Background Diagnosis of giant cell arteritis (GCA) is still a challenge. 18F-fluoro-deoxyglucose positron emission tomography scan (FDG-PET) and computed tomography angiography (CTA) are promising imaging techniques for the detection of GCA
Objectives To compare the diagnostic performance of FDG-PET and CTA in patients with giant cell arteritis (GCA).
Methods FDG-PET and CTA were acquired in 24 consecutive patients in whom temporal artery biopsy (TAB) was performed for suspected GCA. Results of FDG-PET and CTA were compared with the final clinical diagnosis based on a) the American College of Rheumatology GCA criteria set, b) clinical judgment including outcome under corticosteroids, and c) the absence of an alternative diagnosis after a 6 months follow-up. Sensitivity, specificity, and positive and negative predictive values (PPV, NPV) were calculated for each method.

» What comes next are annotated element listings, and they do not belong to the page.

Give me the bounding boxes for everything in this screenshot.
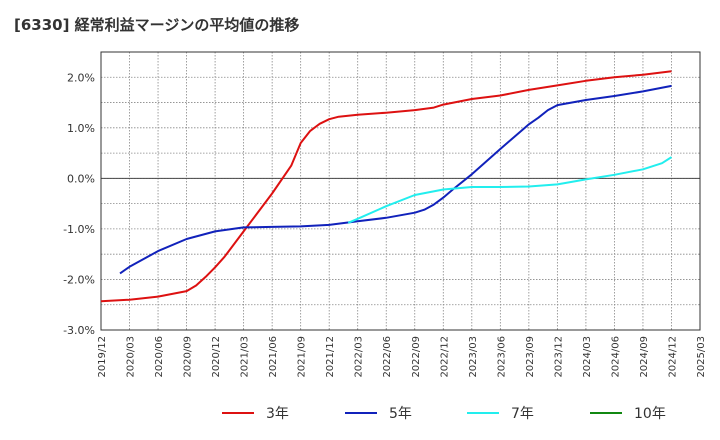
- x-axis: 2019/12 2020/03 2020/06 2020/09 2020/12 2021/…: [97, 336, 707, 378]
- x-tick-label: 2021/12: [325, 336, 336, 378]
- x-tick-label: 2023/09: [525, 336, 536, 378]
- y-tick-label: -3.0%: [63, 324, 95, 337]
- y-axis: 2.0% 1.0% 0.0% -1.0% -2.0% -3.0%: [63, 71, 95, 337]
- x-tick-label: 2021/06: [268, 336, 279, 378]
- x-tick-label: 2023/06: [496, 336, 507, 378]
- x-tick-label: 2020/09: [183, 336, 194, 378]
- legend-label: 7年: [511, 406, 534, 422]
- x-tick-label: 2023/03: [468, 336, 479, 378]
- x-tick-label: 2025/03: [696, 336, 707, 378]
- y-tick-label: 1.0%: [67, 122, 95, 135]
- series-line: [100, 70, 672, 303]
- x-tick-label: 2022/09: [411, 336, 422, 378]
- x-tick-label: 2020/06: [154, 336, 165, 378]
- x-tick-label: 2020/03: [126, 336, 137, 378]
- x-tick-label: 2021/03: [240, 336, 251, 378]
- x-tick-label: 2022/12: [439, 336, 450, 378]
- y-tick-label: 0.0%: [67, 172, 95, 185]
- legend-label: 5年: [389, 406, 412, 422]
- legend-label: 10年: [634, 406, 666, 422]
- y-tick-label: -1.0%: [63, 223, 95, 236]
- x-tick-label: 2024/09: [639, 336, 650, 378]
- x-tick-label: 2024/06: [610, 336, 621, 378]
- y-tick-label: 2.0%: [67, 71, 95, 84]
- y-tick-label: -2.0%: [63, 273, 95, 286]
- series-line: [347, 156, 673, 224]
- series-line: [119, 84, 672, 275]
- x-tick-label: 2024/12: [667, 336, 678, 378]
- chart-title: [6330] 経常利益マージンの平均値の推移: [14, 16, 300, 34]
- legend: 3年 5年 7年 10年: [222, 406, 666, 422]
- x-tick-label: 2023/12: [553, 336, 564, 378]
- legend-label: 3年: [266, 406, 289, 422]
- x-tick-label: 2022/06: [382, 336, 393, 378]
- x-tick-label: 2021/09: [297, 336, 308, 378]
- x-tick-label: 2022/03: [354, 336, 365, 378]
- series-lines: [100, 70, 673, 303]
- x-tick-label: 2019/12: [97, 336, 108, 378]
- x-tick-label: 2024/03: [582, 336, 593, 378]
- plot-area: [100, 51, 701, 331]
- x-tick-label: 2020/12: [211, 336, 222, 378]
- plot-frame: [100, 51, 701, 331]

Results Fifteen of the 24 patients (62.5%) were ultimately diagnosed as having GCA. Strong FDG uptake in large vessels was found in 10 patients who all had GCA. Mean maximal standard uptake values (SUVmax) per patient measured at all the arterial territories were of 3.7 [range: 2.8–4.7]. FDG uptake was negative in 14 patients including 9 and 5 patients without and with GCA, respectively. Mural thickening suggestive of aortitis or branch vessel arteritis was observed on CTA in 11 patients with and 2 patients without GCA. No mural thickening was observed in 11 patients including 7 patients without and 4 patients with GCA. Overall, sensitivity of FDG-PET and CTA was 66.7% and 73,3%, respectively; specificity was 100% and 84.6%, NPV was 64.3% and 64.6%, and PPV was 100% and 84.6%, respectively.
Conclusions Both FDG-PET and CTA have a strong diagnostic yield for the diagnosis of GCA. FDG-PET appeared to have a higher PPV as compared to CTA and may be the preferred noninvasive technique to evaluate patients with suspected GCA.